Meet the Shalennials: CEOs Under 40 Making Millions in Texas Oil

Meet the Shalennials: CEOs Under 40 Making Millions in Texas Oil
Dozens of young entrepreneurs, mostly in their 30s, are running private-equity-backed companies in the frenzied boom in West Texas and New Mexico that may each be worth billions of dollars.

(Bloomberg) -- John Sellers and Cody Campbell are holding court one hot August evening in the corner of an oil-themed dive bar in Midland, Texas. After flying in on their private jet, they’re shaking hands, cracking jokes and talking deals with aspiring oilmen, contractors and land traders, almost all in their early 30s. A life-size, stuffed grizzly bear stands by a wall wearing a baseball cap embossed with: “Make Oil & Gas Great Again.”

It’s not hard to see why Sellers and Campbell are in such high demand in this hardscrabble city that has become the global center of the shale revolution. Over the past decade, they’ve bought and sold tens of thousands of oil leases in the Permian Basin, making deals blessed with a handshake in diners, on the hoods of trucks and in bars such as this.

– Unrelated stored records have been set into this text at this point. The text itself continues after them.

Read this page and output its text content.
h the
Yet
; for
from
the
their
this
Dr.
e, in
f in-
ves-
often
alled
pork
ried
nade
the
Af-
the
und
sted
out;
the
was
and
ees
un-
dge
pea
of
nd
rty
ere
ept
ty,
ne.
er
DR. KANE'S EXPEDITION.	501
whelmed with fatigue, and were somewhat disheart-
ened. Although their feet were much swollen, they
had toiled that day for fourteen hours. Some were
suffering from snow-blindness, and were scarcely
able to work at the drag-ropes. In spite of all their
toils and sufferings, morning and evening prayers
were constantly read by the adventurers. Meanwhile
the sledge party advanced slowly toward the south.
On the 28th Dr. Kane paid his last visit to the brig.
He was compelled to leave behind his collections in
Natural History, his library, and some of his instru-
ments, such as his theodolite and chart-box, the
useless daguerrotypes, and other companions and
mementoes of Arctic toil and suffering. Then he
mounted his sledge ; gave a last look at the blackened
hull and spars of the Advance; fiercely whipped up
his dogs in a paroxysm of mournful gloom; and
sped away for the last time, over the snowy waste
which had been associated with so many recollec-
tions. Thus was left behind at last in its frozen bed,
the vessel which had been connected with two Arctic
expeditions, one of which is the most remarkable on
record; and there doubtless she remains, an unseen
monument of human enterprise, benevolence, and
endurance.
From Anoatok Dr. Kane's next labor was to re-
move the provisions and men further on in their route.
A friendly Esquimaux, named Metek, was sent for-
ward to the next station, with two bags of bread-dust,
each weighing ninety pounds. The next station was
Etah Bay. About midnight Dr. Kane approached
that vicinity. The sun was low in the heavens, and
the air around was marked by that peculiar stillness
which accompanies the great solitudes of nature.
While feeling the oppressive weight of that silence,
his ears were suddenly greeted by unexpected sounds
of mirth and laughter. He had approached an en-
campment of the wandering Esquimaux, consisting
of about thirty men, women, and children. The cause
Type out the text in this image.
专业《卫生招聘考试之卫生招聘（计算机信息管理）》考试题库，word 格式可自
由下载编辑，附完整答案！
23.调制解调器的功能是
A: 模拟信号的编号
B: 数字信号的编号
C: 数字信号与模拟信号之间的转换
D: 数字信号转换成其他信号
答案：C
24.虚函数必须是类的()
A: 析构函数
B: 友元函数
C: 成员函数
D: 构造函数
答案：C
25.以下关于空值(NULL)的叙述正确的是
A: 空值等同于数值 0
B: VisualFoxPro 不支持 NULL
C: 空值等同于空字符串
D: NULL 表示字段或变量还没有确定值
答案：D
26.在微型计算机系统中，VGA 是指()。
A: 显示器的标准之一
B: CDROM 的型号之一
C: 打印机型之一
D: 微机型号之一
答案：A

The co-CEOs of Double Eagle Energy III Holdings LLC may be the most prolific, and richest, Texas dealmakers you’ve never heard of. At just 36 years old, they’ve personally made at least $500 million combined, according to an analysis by the Bloomberg Billionaires Index, based on typical deals in the sector. They declined comment on their wealth.

The oil industry has produced many billion-dollar fortunes, from H.L. Hunt, who rose to fame in the 1930s, to Harold Hamm, who led the innovations in shale that began in the 2000s. But while most were made from striking oil, the new game in town is land. Sellers and Campbell began as land men, specialists in buying and quickly selling drilling rights, which, in Texas, are all privately owned.

“You can have the best drilling engineer, the best geologist, the best of everything, but if you don’t own an oil and gas lease you can’t drill a well,” Campbell said, wearing a polo shirt, jeans and cowboy boots and sipping whiskey on the rocks. “The land man was always looked down upon because he wasn’t a scientist. Not anymore.”

They’re not alone. Dozens of young entrepreneurs, mostly in their 30s, are running private-equity-backed companies in the frenzied boom in West Texas and New Mexico that may each be worth billions of dollars.

Whether they realize that kind of cash will depend, of course, on the vagaries of the shale industry, where consistent profits remain elusive. Rising costs and pipeline shortages have put the breaks on growth this year. And like any property boom, an early entry can make a career while being late can break one. Many of the young men admire the late Aubrey McClendon, the founder of Chesapeake Energy Corp., who became a billionaire leasing land for natural gas drilling in the 2000s. But he’s a cautionary tale: He was ousted after he had borrowed heavily betting on rising gas prices that never came.

The young upstarts are unperturbed by all that. With larger rivals continuing to bulk up — $30 billion in deals have been announced in just the past six months — they see themselves as prime takeover targets, and they’re angling for that big payday.

Sellers and Campbell have been friends since their days in junior high school just south of Amarillo. They played football together, first in high school and then at Texas Tech University. Sellers was a defensive lineman and Campbell an offensive lineman who’d go on to have a brief NFL career before a pectoral injury drove him out of the game.

They had gotten into real estate while in college, but business stalled in 2008 due to the financial crisis. So, on the advice of friends, they put whatever they had left into a lease in the Haynesville shale play in East Texas. They were able to quickly sell it to an operator who was looking to drill and made a profit.

For the next four years they perfected the play, expanding to the Eagle Ford in South Texas and the Permian to the west. “It was all in, all in, all in, every time,” Sellers said.

Their model at first was to simply flip leases quickly and then to participate as a non-operating partner in drilling. But they soon saw that the fast-growing world of fracking opened up a massive opportunity, one that fit perfectly with their backgrounds in real estate.

Historically, Permian wells were all vertical, meaning there was no incentive to find adjoining land. But since the late 1990s, when fracking began, shale production has meant drilling sideways, pumping water, sand and chemicals at high pressure to create cracks in rock deep in the ground to release oil or natural gas.

As operators became more sophisticated, they drilled wells longer, running horizontally for two, sometimes three miles. That meant they needed to line up multiple, connected land leases. The shale game became less about finding oil and more about patching together the land needed to drill long wells. That’s what Sellers and Campbell do — put the jigsaw puzzle together. And, of course, several contiguous leases that enable two miles of horizontal drilling are worth exponentially more than by themselves.